A Generative Multi-Resolution Pyramid and Normal-Conditioning 3D Cloth Draping
Hunor Laczkó, Meysam Madadi, Sergio Escalera, and Jordi Gonzàlez
Universitat Autònoma de Barcelona, Universitat de Barcelona and Computer Vision Center, Spain
Abstract
RGB cloth generation has been deeply studied in the related literature, however, 3D garment generation remains an open problem. In this paper, we build a conditional variational autoencoder for 3D garment generation and draping. We propose a pyramid network to add garment details progressively in a canonical space, i.e. unposing and unshaping the garments w.r.t. the body. We study conditioning the network on surface normal UV maps, as an intermediate representation, which is an easier problem to optimize than 3D coordinates. Our results on two public datasets, CLOTH3D and CAPE, show that our model is robust, controllable in terms of detail generation by the use of multi-resolution pyramids, and achieves state-of-the-art results that can highly generalize to unseen garments, poses, and shapes even when training with small amounts of data.Architecture
The proposed pyramid pipeline (right) contains basic VAE modules for each draping level (VAEdrape, left). VAEdrape receives conditioning inputs and garment offsets and reconstructs the unposed and unshaped garment offsets as UV image.
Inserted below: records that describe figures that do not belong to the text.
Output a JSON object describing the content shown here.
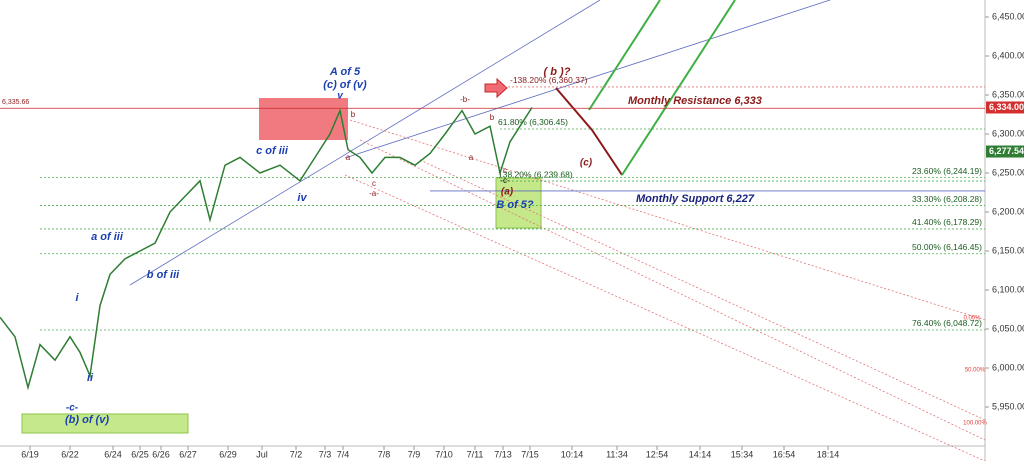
{
  "chart_data": {
    "type": "line",
    "x": [
      0,
      15,
      28,
      40,
      55,
      70,
      80,
      90,
      100,
      110,
      125,
      140,
      155,
      170,
      185,
      200,
      210,
      225,
      240,
      260,
      280,
      300,
      315,
      330,
      340,
      348,
      360,
      372,
      385,
      400,
      415,
      430,
      445,
      462,
      475,
      490,
      500,
      510,
      520,
      532
    ],
    "series": [
      {
        "color": "#2e7d32",
        "values": [
          6065,
          6040,
          5975,
          6030,
          6010,
          6040,
          6020,
          5990,
          6080,
          6120,
          6140,
          6150,
          6160,
          6200,
          6220,
          6240,
          6190,
          6260,
          6270,
          6250,
          6260,
          6240,
          6270,
          6300,
          6330,
          6280,
          6270,
          6250,
          6270,
          6270,
          6260,
          6275,
          6300,
          6330,
          6300,
          6310,
          6250,
          6290,
          6310,
          6334
        ]
      }
    ],
    "xlim": [
      0,
      985
    ],
    "ylim": [
      5900,
      6471.8
    ],
    "xticks": [
      {
        "value": 30,
        "label": "6/19"
      },
      {
        "value": 70,
        "label": "6/22"
      },
      {
        "value": 113,
        "label": "6/24"
      },
      {
        "value": 140,
        "label": "6/25"
      },
      {
        "value": 161,
        "label": "6/26"
      },
      {
        "value": 188,
        "label": "6/27"
      },
      {
        "value": 228,
        "label": "6/29"
      },
      {
        "value": 262,
        "label": "Jul"
      },
      {
        "value": 296,
        "label": "7/2"
      },
      {
        "value": 325,
        "label": "7/3"
      },
      {
        "value": 343,
        "label": "7/4"
      },
      {
        "value": 384,
        "label": "7/8"
      },
      {
        "value": 414,
        "label": "7/9"
      },
      {
        "value": 444,
        "label": "7/10"
      },
      {
        "value": 475,
        "label": "7/11"
      },
      {
        "value": 503,
        "label": "7/13"
      },
      {
        "value": 530,
        "label": "7/15"
      },
      {
        "value": 572,
        "label": "10:14"
      },
      {
        "value": 617,
        "label": "11:34"
      },
      {
        "value": 657,
        "label": "12:54"
      },
      {
        "value": 700,
        "label": "14:14"
      },
      {
        "value": 742,
        "label": "15:34"
      },
      {
        "value": 784,
        "label": "16:54"
      },
      {
        "value": 828,
        "label": "18:14"
      }
    ],
    "yticks": [
      {
        "value": 5950,
        "label": "5,950.00"
      },
      {
        "value": 6000,
        "label": "6,000.00"
      },
      {
        "value": 6050,
        "label": "6,050.00"
      },
      {
        "value": 6100,
        "label": "6,100.00"
      },
      {
        "value": 6150,
        "label": "6,150.00"
      },
      {
        "value": 6200,
        "label": "6,200.00"
      },
      {
        "value": 6250,
        "label": "6,250.00"
      },
      {
        "value": 6300,
        "label": "6,300.00"
      },
      {
        "value": 6350,
        "label": "6,350.00"
      },
      {
        "value": 6400,
        "label": "6,400.00"
      },
      {
        "value": 6450,
        "label": "6,450.00"
      }
    ],
    "fib_levels": [
      {
        "value": 6360.37,
        "label": "-138.20% (6,360.37)"
      },
      {
        "value": 6306.45,
        "label": "61.80% (6,306.45)"
      },
      {
        "value": 6239.68,
        "label": "138.20% (6,239.68)"
      },
      {
        "value": 6244.19,
        "label": "23.60% (6,244.19)"
      },
      {
        "value": 6208.28,
        "label": "33.30% (6,208.28)"
      },
      {
        "value": 6178.29,
        "label": "41.40% (6,178.29)"
      },
      {
        "value": 6146.45,
        "label": "50.00% (6,146.45)"
      },
      {
        "value": 6048.72,
        "label": "76.40% (6,048.72)"
      }
    ],
    "resistance": {
      "value": 6333,
      "label": "Monthly Resistance 6,333"
    },
    "support": {
      "value": 6227,
      "label": "Monthly Support 6,227"
    },
    "left_marker": {
      "value": 6335.66,
      "label": "6,335.66"
    },
    "price_badges": [
      {
        "value": 6334.0,
        "label": "6,334.00",
        "color": "#d32f2f"
      },
      {
        "value": 6277.54,
        "label": "6,277.54",
        "color": "#2e7d32"
      }
    ],
    "annotations": [
      "A of 5",
      "(c) of (v)",
      "v",
      "c of iii",
      "iv",
      "a of iii",
      "b of iii",
      "i",
      "ii",
      "-c-",
      "(b) of (v)",
      "b",
      "a",
      "c",
      "-a-",
      "-b-",
      "a",
      "b",
      "-c-",
      "(a)",
      "B of 5?",
      "c",
      "( b )?",
      "(c)",
      "0.00%",
      "50.00%",
      "100.00%"
    ]
  }
}
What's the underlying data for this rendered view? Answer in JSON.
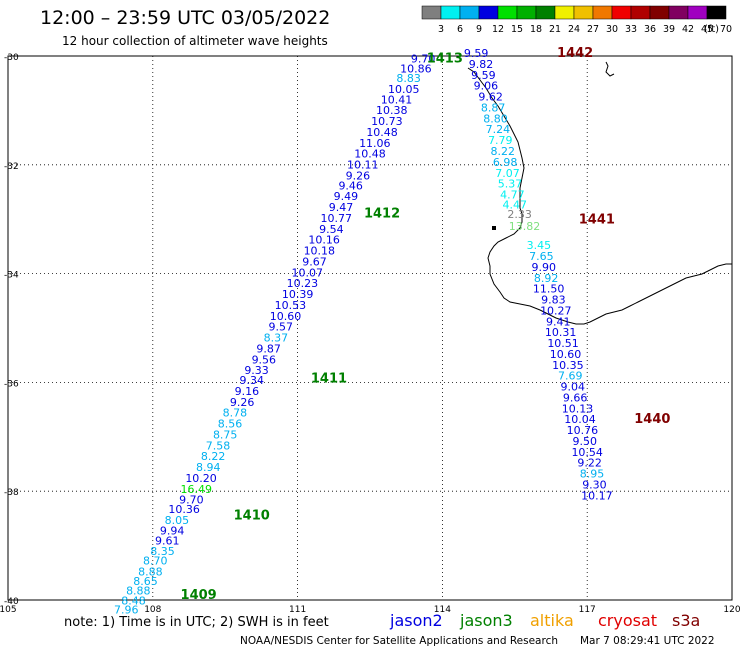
{
  "header": {
    "title": "12:00 – 23:59 UTC 03/05/2022",
    "subtitle": "12 hour collection of altimeter wave heights"
  },
  "colorbar": {
    "unit": "(ft)",
    "labels": [
      "3",
      "6",
      "9",
      "12",
      "15",
      "18",
      "21",
      "24",
      "27",
      "30",
      "33",
      "36",
      "39",
      "42",
      "45",
      "70"
    ],
    "colors": [
      "#7f7f7f",
      "#00f0f0",
      "#00b0f0",
      "#0000e0",
      "#00e000",
      "#00b000",
      "#008000",
      "#f0f000",
      "#f0c000",
      "#f07800",
      "#f00000",
      "#b00000",
      "#800000",
      "#800060",
      "#a000c0",
      "#000000"
    ]
  },
  "axes": {
    "lon_ticks": [
      "105",
      "108",
      "111",
      "114",
      "117",
      "120"
    ],
    "lat_ticks": [
      "-30",
      "-32",
      "-34",
      "-36",
      "-38",
      "-40"
    ],
    "lon_range": [
      105,
      120
    ],
    "lat_range": [
      -30,
      -40
    ]
  },
  "passes": [
    {
      "label": "1442",
      "color": "#800000",
      "lon": 116.75,
      "lat": -30.02
    },
    {
      "label": "1441",
      "color": "#800000",
      "lon": 117.2,
      "lat": -33.08
    },
    {
      "label": "1440",
      "color": "#800000",
      "lon": 118.35,
      "lat": -36.75
    },
    {
      "label": "1413",
      "color": "#008000",
      "lon": 114.05,
      "lat": -30.12
    },
    {
      "label": "1412",
      "color": "#008000",
      "lon": 112.75,
      "lat": -32.97
    },
    {
      "label": "1411",
      "color": "#008000",
      "lon": 111.65,
      "lat": -36.0
    },
    {
      "label": "1410",
      "color": "#008000",
      "lon": 110.05,
      "lat": -38.52
    },
    {
      "label": "1409",
      "color": "#008000",
      "lon": 108.95,
      "lat": -39.98
    }
  ],
  "tracks": [
    {
      "name": "jason3",
      "values": [
        {
          "v": "9.70",
          "c": "#0000e0",
          "lon": 113.6,
          "lat": -30.12
        },
        {
          "v": "10.86",
          "c": "#0000e0",
          "lon": 113.45,
          "lat": -30.3
        },
        {
          "v": "8.83",
          "c": "#00b0f0",
          "lon": 113.3,
          "lat": -30.48
        },
        {
          "v": "10.05",
          "c": "#0000e0",
          "lon": 113.2,
          "lat": -30.68
        },
        {
          "v": "10.41",
          "c": "#0000e0",
          "lon": 113.05,
          "lat": -30.87
        },
        {
          "v": "10.38",
          "c": "#0000e0",
          "lon": 112.95,
          "lat": -31.07
        },
        {
          "v": "10.73",
          "c": "#0000e0",
          "lon": 112.85,
          "lat": -31.27
        },
        {
          "v": "10.48",
          "c": "#0000e0",
          "lon": 112.75,
          "lat": -31.47
        },
        {
          "v": "11.06",
          "c": "#0000e0",
          "lon": 112.6,
          "lat": -31.67
        },
        {
          "v": "10.48",
          "c": "#0000e0",
          "lon": 112.5,
          "lat": -31.87
        },
        {
          "v": "10.11",
          "c": "#0000e0",
          "lon": 112.35,
          "lat": -32.07
        },
        {
          "v": "9.26",
          "c": "#0000e0",
          "lon": 112.25,
          "lat": -32.27
        },
        {
          "v": "9.46",
          "c": "#0000e0",
          "lon": 112.1,
          "lat": -32.45
        },
        {
          "v": "9.49",
          "c": "#0000e0",
          "lon": 112.0,
          "lat": -32.65
        },
        {
          "v": "9.47",
          "c": "#0000e0",
          "lon": 111.9,
          "lat": -32.85
        },
        {
          "v": "10.77",
          "c": "#0000e0",
          "lon": 111.8,
          "lat": -33.05
        },
        {
          "v": "9.54",
          "c": "#0000e0",
          "lon": 111.7,
          "lat": -33.25
        },
        {
          "v": "10.16",
          "c": "#0000e0",
          "lon": 111.55,
          "lat": -33.45
        },
        {
          "v": "10.18",
          "c": "#0000e0",
          "lon": 111.45,
          "lat": -33.65
        },
        {
          "v": "9.67",
          "c": "#0000e0",
          "lon": 111.35,
          "lat": -33.85
        },
        {
          "v": "10.07",
          "c": "#0000e0",
          "lon": 111.2,
          "lat": -34.05
        },
        {
          "v": "10.23",
          "c": "#0000e0",
          "lon": 111.1,
          "lat": -34.25
        },
        {
          "v": "10.39",
          "c": "#0000e0",
          "lon": 111.0,
          "lat": -34.45
        },
        {
          "v": "10.53",
          "c": "#0000e0",
          "lon": 110.85,
          "lat": -34.65
        },
        {
          "v": "10.60",
          "c": "#0000e0",
          "lon": 110.75,
          "lat": -34.85
        },
        {
          "v": "9.57",
          "c": "#0000e0",
          "lon": 110.65,
          "lat": -35.05
        },
        {
          "v": "8.37",
          "c": "#00b0f0",
          "lon": 110.55,
          "lat": -35.25
        },
        {
          "v": "9.87",
          "c": "#0000e0",
          "lon": 110.4,
          "lat": -35.45
        },
        {
          "v": "9.56",
          "c": "#0000e0",
          "lon": 110.3,
          "lat": -35.65
        },
        {
          "v": "9.33",
          "c": "#0000e0",
          "lon": 110.15,
          "lat": -35.85
        },
        {
          "v": "9.34",
          "c": "#0000e0",
          "lon": 110.05,
          "lat": -36.03
        },
        {
          "v": "9.16",
          "c": "#0000e0",
          "lon": 109.95,
          "lat": -36.23
        },
        {
          "v": "9.26",
          "c": "#0000e0",
          "lon": 109.85,
          "lat": -36.43
        },
        {
          "v": "8.78",
          "c": "#00b0f0",
          "lon": 109.7,
          "lat": -36.63
        },
        {
          "v": "8.56",
          "c": "#00b0f0",
          "lon": 109.6,
          "lat": -36.83
        },
        {
          "v": "8.75",
          "c": "#00b0f0",
          "lon": 109.5,
          "lat": -37.03
        },
        {
          "v": "7.58",
          "c": "#00b0f0",
          "lon": 109.35,
          "lat": -37.23
        },
        {
          "v": "8.22",
          "c": "#00b0f0",
          "lon": 109.25,
          "lat": -37.43
        },
        {
          "v": "8.94",
          "c": "#00b0f0",
          "lon": 109.15,
          "lat": -37.63
        },
        {
          "v": "10.20",
          "c": "#0000e0",
          "lon": 109.0,
          "lat": -37.83
        },
        {
          "v": "16.49",
          "c": "#00e000",
          "lon": 108.9,
          "lat": -38.03
        },
        {
          "v": "9.70",
          "c": "#0000e0",
          "lon": 108.8,
          "lat": -38.23
        },
        {
          "v": "10.36",
          "c": "#0000e0",
          "lon": 108.65,
          "lat": -38.4
        },
        {
          "v": "8.05",
          "c": "#00b0f0",
          "lon": 108.5,
          "lat": -38.6
        },
        {
          "v": "9.94",
          "c": "#0000e0",
          "lon": 108.4,
          "lat": -38.8
        },
        {
          "v": "9.61",
          "c": "#0000e0",
          "lon": 108.3,
          "lat": -38.98
        },
        {
          "v": "8.35",
          "c": "#00b0f0",
          "lon": 108.2,
          "lat": -39.17
        },
        {
          "v": "8.70",
          "c": "#00b0f0",
          "lon": 108.05,
          "lat": -39.35
        },
        {
          "v": "8.88",
          "c": "#00b0f0",
          "lon": 107.95,
          "lat": -39.55
        },
        {
          "v": "8.65",
          "c": "#00b0f0",
          "lon": 107.85,
          "lat": -39.72
        },
        {
          "v": "8.88",
          "c": "#00b0f0",
          "lon": 107.7,
          "lat": -39.9
        },
        {
          "v": "8.48",
          "c": "#00b0f0",
          "lon": 107.6,
          "lat": -40.08
        },
        {
          "v": "7.96",
          "c": "#00b0f0",
          "lon": 107.45,
          "lat": -40.25
        }
      ]
    },
    {
      "name": "jason3-east",
      "values": [
        {
          "v": "9.59",
          "c": "#0000e0",
          "lon": 114.7,
          "lat": -30.02
        },
        {
          "v": "9.82",
          "c": "#0000e0",
          "lon": 114.8,
          "lat": -30.22
        },
        {
          "v": "9.59",
          "c": "#0000e0",
          "lon": 114.85,
          "lat": -30.42
        },
        {
          "v": "9.06",
          "c": "#0000e0",
          "lon": 114.9,
          "lat": -30.62
        },
        {
          "v": "9.62",
          "c": "#0000e0",
          "lon": 115.0,
          "lat": -30.82
        },
        {
          "v": "8.87",
          "c": "#00b0f0",
          "lon": 115.05,
          "lat": -31.02
        },
        {
          "v": "8.80",
          "c": "#00b0f0",
          "lon": 115.1,
          "lat": -31.22
        },
        {
          "v": "7.24",
          "c": "#00b0f0",
          "lon": 115.15,
          "lat": -31.42
        },
        {
          "v": "7.79",
          "c": "#00f0f0",
          "lon": 115.2,
          "lat": -31.62
        },
        {
          "v": "8.22",
          "c": "#00b0f0",
          "lon": 115.25,
          "lat": -31.82
        },
        {
          "v": "6.98",
          "c": "#00b0f0",
          "lon": 115.3,
          "lat": -32.02
        },
        {
          "v": "7.07",
          "c": "#00f0f0",
          "lon": 115.35,
          "lat": -32.22
        },
        {
          "v": "5.37",
          "c": "#00f0f0",
          "lon": 115.4,
          "lat": -32.42
        },
        {
          "v": "4.77",
          "c": "#00f0f0",
          "lon": 115.45,
          "lat": -32.62
        },
        {
          "v": "4.47",
          "c": "#00f0f0",
          "lon": 115.5,
          "lat": -32.8
        },
        {
          "v": "2.33",
          "c": "#7f7f7f",
          "lon": 115.6,
          "lat": -32.98
        },
        {
          "v": "13.82",
          "c": "#80e080",
          "lon": 115.7,
          "lat": -33.2
        },
        {
          "v": "3.45",
          "c": "#00f0f0",
          "lon": 116.0,
          "lat": -33.55
        },
        {
          "v": "7.65",
          "c": "#00b0f0",
          "lon": 116.05,
          "lat": -33.75
        },
        {
          "v": "9.90",
          "c": "#0000e0",
          "lon": 116.1,
          "lat": -33.95
        },
        {
          "v": "8.92",
          "c": "#00b0f0",
          "lon": 116.15,
          "lat": -34.15
        },
        {
          "v": "11.50",
          "c": "#0000e0",
          "lon": 116.2,
          "lat": -34.35
        },
        {
          "v": "9.83",
          "c": "#0000e0",
          "lon": 116.3,
          "lat": -34.55
        },
        {
          "v": "10.27",
          "c": "#0000e0",
          "lon": 116.35,
          "lat": -34.75
        },
        {
          "v": "9.41",
          "c": "#0000e0",
          "lon": 116.4,
          "lat": -34.95
        },
        {
          "v": "10.31",
          "c": "#0000e0",
          "lon": 116.45,
          "lat": -35.15
        },
        {
          "v": "10.51",
          "c": "#0000e0",
          "lon": 116.5,
          "lat": -35.35
        },
        {
          "v": "10.60",
          "c": "#0000e0",
          "lon": 116.55,
          "lat": -35.55
        },
        {
          "v": "10.35",
          "c": "#0000e0",
          "lon": 116.6,
          "lat": -35.75
        },
        {
          "v": "7.69",
          "c": "#00b0f0",
          "lon": 116.65,
          "lat": -35.95
        },
        {
          "v": "9.04",
          "c": "#0000e0",
          "lon": 116.7,
          "lat": -36.15
        },
        {
          "v": "9.66",
          "c": "#0000e0",
          "lon": 116.75,
          "lat": -36.35
        },
        {
          "v": "10.13",
          "c": "#0000e0",
          "lon": 116.8,
          "lat": -36.55
        },
        {
          "v": "10.04",
          "c": "#0000e0",
          "lon": 116.85,
          "lat": -36.75
        },
        {
          "v": "10.76",
          "c": "#0000e0",
          "lon": 116.9,
          "lat": -36.95
        },
        {
          "v": "9.50",
          "c": "#0000e0",
          "lon": 116.95,
          "lat": -37.15
        },
        {
          "v": "10.54",
          "c": "#0000e0",
          "lon": 117.0,
          "lat": -37.35
        },
        {
          "v": "9.22",
          "c": "#0000e0",
          "lon": 117.05,
          "lat": -37.55
        },
        {
          "v": "8.95",
          "c": "#00b0f0",
          "lon": 117.1,
          "lat": -37.75
        },
        {
          "v": "9.30",
          "c": "#0000e0",
          "lon": 117.15,
          "lat": -37.95
        },
        {
          "v": "10.17",
          "c": "#0000e0",
          "lon": 117.2,
          "lat": -38.15
        }
      ]
    }
  ],
  "footer": {
    "note": "note: 1) Time is in UTC; 2) SWH is in feet",
    "legend": [
      {
        "name": "jason2",
        "color": "#0000e0"
      },
      {
        "name": "jason3",
        "color": "#008000"
      },
      {
        "name": "altika",
        "color": "#f0a000"
      },
      {
        "name": "cryosat",
        "color": "#e00000"
      },
      {
        "name": "s3a",
        "color": "#800000"
      }
    ],
    "credit": "NOAA/NESDIS Center for Satellite Applications and Research",
    "timestamp": "Mar  7 08:29:41 UTC 2022"
  }
}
In the case of the first level instead of offsets, absolute coordinates are used (as shown on the left) as this will serve as a base for subsequent levels. The conditioning variables (normals, posed body, and garment template UV images) are given into three pre-trained and frozen encoders to fuse with the VAEdrape latent code. These conditioning encoders are trained separately in an autoencoder manner (note that normals are trained through VAEnorm). Finally, the reconstructed UV image is converted to a mesh and passed to the skinning module after reshaping. Then, in the pyramid module, the lowest resolution level predicts low-frequency garments while the other levels are learned as offsets over their previous level. Each level output is upscaled with the proposed upscaling network and summed to the next level. At inference time, we sample from VAEnorm and VAEdrape and pass the template garment and posed body UV images.